Decisão Texto Integral: Acordam no Tribunal da Relação de Guimarães
I. RELATÓRIO
A) Procedeu-se a inventário por óbito de D…, casada com M…, ocorrido a 28/11/1997, à qual sucedeu a sua neta C…, nascida a 30/09/1985, a qual é filha do filho da inventariada, F…, falecido a 01/06/1986.
O falecido deixou como únicos herdeiros o filho M…, que viria a ser nomeado como cabeça-de-casal neste inventário e a neta, ora requerente.

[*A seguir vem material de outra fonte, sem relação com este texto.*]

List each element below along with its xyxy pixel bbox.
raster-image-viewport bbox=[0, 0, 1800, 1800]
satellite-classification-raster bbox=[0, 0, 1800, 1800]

Entretanto, a fls. 237, veio a interessada C… acusar a falta de relação de bens, mais propriamente, a quantia de €9.721,32, um terreno e uma sepultura, melhor identificadas a fls. 237, bens estes que afirma terem sido adjudicadas ao inventariado, na partilha efetuada por óbito da cônjuge do falecido M….

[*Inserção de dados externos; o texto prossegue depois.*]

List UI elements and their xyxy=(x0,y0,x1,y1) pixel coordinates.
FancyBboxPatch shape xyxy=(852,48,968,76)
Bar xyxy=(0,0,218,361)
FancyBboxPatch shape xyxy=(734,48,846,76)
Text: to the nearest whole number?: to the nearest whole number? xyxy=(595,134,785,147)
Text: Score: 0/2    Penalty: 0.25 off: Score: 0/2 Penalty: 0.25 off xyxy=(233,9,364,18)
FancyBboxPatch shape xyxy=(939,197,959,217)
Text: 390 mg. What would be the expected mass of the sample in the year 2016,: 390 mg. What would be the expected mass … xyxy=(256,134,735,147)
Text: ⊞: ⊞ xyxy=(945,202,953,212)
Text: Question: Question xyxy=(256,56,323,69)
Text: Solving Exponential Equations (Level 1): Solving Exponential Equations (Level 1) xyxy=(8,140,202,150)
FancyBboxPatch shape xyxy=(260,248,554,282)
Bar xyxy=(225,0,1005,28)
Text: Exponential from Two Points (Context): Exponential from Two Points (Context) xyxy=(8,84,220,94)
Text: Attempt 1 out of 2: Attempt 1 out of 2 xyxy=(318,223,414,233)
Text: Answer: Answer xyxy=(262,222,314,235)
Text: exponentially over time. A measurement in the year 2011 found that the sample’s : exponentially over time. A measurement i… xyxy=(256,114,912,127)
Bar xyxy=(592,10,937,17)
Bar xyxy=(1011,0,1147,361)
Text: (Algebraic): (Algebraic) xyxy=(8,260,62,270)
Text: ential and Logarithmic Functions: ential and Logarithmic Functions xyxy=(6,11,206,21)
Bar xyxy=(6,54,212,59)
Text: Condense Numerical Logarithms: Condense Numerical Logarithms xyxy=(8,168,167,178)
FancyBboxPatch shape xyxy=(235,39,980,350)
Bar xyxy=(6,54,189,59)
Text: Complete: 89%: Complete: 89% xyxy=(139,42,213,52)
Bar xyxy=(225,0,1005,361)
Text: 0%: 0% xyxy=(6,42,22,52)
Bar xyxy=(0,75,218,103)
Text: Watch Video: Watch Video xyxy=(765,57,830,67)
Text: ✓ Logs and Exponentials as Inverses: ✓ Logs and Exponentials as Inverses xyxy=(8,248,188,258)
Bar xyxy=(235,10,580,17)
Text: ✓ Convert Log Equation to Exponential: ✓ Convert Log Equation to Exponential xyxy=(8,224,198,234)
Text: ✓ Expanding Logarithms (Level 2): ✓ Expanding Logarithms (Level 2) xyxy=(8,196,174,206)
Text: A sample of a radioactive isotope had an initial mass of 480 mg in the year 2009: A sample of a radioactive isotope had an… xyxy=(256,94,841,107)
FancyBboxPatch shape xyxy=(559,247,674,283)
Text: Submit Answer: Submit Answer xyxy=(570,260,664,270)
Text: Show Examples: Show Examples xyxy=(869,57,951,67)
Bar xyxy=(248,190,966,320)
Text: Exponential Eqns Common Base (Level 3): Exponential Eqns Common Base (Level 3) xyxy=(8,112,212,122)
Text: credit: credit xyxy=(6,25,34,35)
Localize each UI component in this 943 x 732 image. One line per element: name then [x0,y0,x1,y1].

Notificada da reclamação, veio o cabeça-de-casal M… referir que à data do óbito, o autor da herança não possuía qualquer quantia em dinheiro e que o prédio rústico que a interessada reclama foi vendido pelo inventariado em 16/12/2004 e, quanto à sepultura, por mero lapso a mesma não foi relacionada.

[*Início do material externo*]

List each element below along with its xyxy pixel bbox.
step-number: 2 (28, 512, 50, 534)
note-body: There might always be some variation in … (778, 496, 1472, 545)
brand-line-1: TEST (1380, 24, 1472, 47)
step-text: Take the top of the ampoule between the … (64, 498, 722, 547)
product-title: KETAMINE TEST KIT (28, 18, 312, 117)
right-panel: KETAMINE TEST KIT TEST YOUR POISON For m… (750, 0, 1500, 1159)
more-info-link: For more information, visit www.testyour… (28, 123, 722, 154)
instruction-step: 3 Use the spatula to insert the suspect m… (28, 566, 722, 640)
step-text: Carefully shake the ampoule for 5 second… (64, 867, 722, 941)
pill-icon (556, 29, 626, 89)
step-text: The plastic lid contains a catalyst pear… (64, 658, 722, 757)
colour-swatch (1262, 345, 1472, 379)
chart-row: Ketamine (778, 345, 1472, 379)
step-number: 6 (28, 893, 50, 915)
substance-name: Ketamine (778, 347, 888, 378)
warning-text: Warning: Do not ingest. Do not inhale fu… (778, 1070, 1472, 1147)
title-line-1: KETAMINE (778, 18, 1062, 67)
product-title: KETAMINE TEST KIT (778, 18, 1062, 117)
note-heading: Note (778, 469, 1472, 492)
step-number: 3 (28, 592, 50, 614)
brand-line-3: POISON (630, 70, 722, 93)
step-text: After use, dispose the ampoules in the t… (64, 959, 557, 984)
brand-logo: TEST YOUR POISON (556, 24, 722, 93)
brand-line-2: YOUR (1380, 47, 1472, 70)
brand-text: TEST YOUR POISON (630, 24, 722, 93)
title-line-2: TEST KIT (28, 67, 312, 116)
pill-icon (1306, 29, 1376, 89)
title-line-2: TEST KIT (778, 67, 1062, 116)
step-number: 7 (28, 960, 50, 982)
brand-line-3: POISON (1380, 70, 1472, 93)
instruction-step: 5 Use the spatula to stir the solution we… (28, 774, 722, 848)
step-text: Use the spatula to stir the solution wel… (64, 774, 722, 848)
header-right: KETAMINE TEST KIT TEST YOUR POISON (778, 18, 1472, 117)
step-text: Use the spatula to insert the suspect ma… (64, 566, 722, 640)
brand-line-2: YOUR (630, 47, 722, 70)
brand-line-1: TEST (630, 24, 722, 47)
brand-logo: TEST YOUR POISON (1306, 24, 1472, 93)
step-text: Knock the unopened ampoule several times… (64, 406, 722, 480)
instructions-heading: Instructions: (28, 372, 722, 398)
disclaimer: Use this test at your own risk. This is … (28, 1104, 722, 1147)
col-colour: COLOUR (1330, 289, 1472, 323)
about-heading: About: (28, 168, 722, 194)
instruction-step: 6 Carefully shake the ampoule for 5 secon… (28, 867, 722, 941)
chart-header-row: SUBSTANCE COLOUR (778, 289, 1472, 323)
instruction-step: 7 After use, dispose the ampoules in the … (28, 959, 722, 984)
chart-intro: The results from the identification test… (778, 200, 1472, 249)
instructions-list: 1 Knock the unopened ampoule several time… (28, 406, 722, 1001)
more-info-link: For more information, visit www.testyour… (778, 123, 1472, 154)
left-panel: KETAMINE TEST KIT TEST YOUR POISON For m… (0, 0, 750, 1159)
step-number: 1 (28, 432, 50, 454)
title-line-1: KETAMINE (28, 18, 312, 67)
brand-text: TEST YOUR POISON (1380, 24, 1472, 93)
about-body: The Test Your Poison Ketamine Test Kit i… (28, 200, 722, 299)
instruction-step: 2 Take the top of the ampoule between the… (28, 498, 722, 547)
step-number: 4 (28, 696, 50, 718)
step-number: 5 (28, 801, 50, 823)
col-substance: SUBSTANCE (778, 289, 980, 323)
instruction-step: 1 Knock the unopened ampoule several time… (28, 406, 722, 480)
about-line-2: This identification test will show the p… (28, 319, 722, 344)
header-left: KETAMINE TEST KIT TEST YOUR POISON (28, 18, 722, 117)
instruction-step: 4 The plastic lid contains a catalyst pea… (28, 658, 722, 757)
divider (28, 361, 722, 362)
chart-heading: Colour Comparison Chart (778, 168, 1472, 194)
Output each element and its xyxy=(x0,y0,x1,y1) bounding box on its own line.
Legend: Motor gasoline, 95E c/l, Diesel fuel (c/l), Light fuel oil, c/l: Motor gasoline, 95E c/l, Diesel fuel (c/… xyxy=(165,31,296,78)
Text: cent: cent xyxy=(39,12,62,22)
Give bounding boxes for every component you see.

A interessada C… veio alegar, quanto ao prédio rústico reclamado que o negócio de compra e venda foi simulado e haverá que ser intentada a respetiva ação com vista à declaração e reconhecimento do invocado vício, pelo que deverá ser determinada a suspensão da instância, o que requer.
Foi proferido o despacho de fls. 262 e segs., onde se decidiu indeferir o requerimento de suspensão do inventário e, quanto à questão da simulação da venda e da eventual pertinência do referido prédio no acervo hereditário, foram os interessados remetidos para os meios comuns.
Apreciado o incidente, foi proferido o despacho de fls. 313 e seguintes onde se decidiu julgar a reclamação parcialmente procedente e, em consequência determinar o aditamento à relação de bens de uma verba referente ao montante de €8.297,25 e, no mais parcialmente improcedente.
Inconformado com esta decisão, veio o cabeça-de-casal, M… interpor recurso através do seu requerimento de fls. 317 e seguintes.
O recurso foi rejeitado por extemporaneidade (fls. 342).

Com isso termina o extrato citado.